While many fans may get upset about prospects not hitting where they think they should, the mental aspect is important to consider. These players are professionals, but they’re still human. Some players, when they get sent down, are immediately prepared to get back to work. Others sulk for a few days. Some don’t care where they hit. Others try to do to much if you bat them third. “[There’s] a human component that’s really difficult to see from the outside,” says Graupe.

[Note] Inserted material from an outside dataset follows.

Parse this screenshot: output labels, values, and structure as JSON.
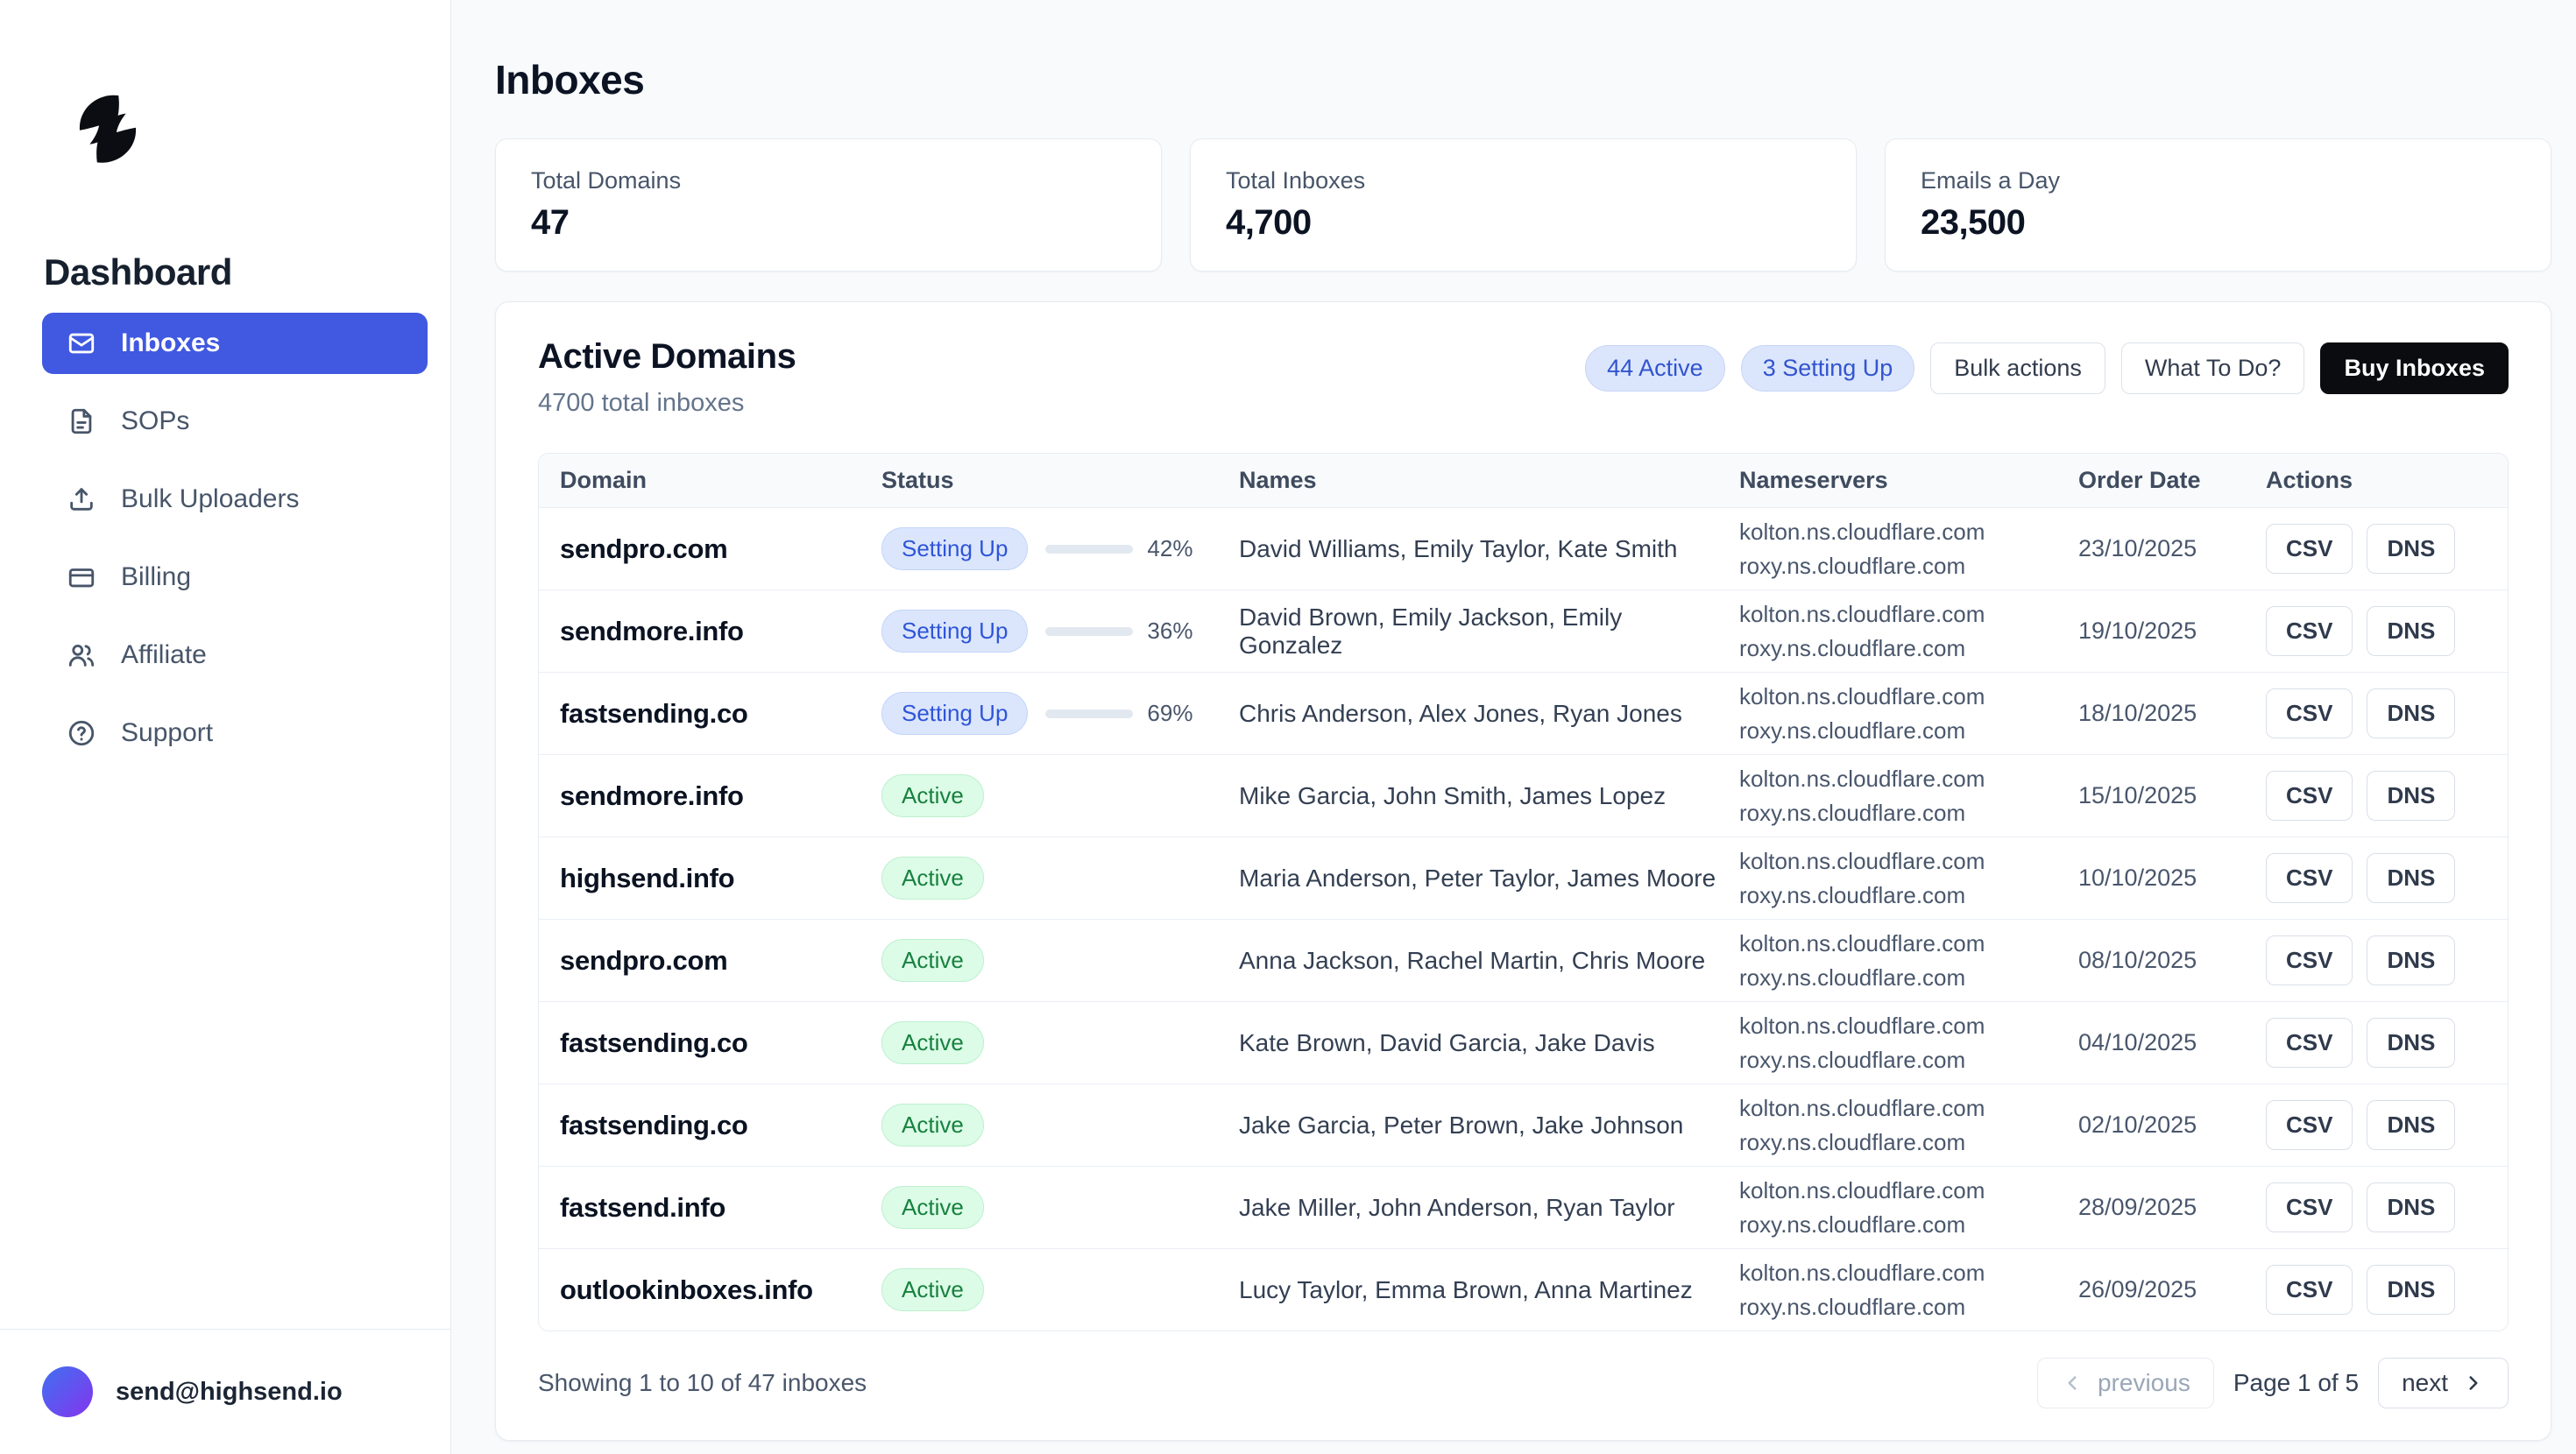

It’s true—from an outside perspective, player development decisions often seem perplexing. If one stares only at box scores and stat lines, it’s possible to come away confused about what the Reds are doing at times when it comes to prospect development. And though the organization may not always make what proves to be the best or smartest decision, it’s clear that nearly every decision has a reason behind it. In the end, it’s always about the process, the human element, and the organization trying everything it can to build a contending big league team in Cincinnati.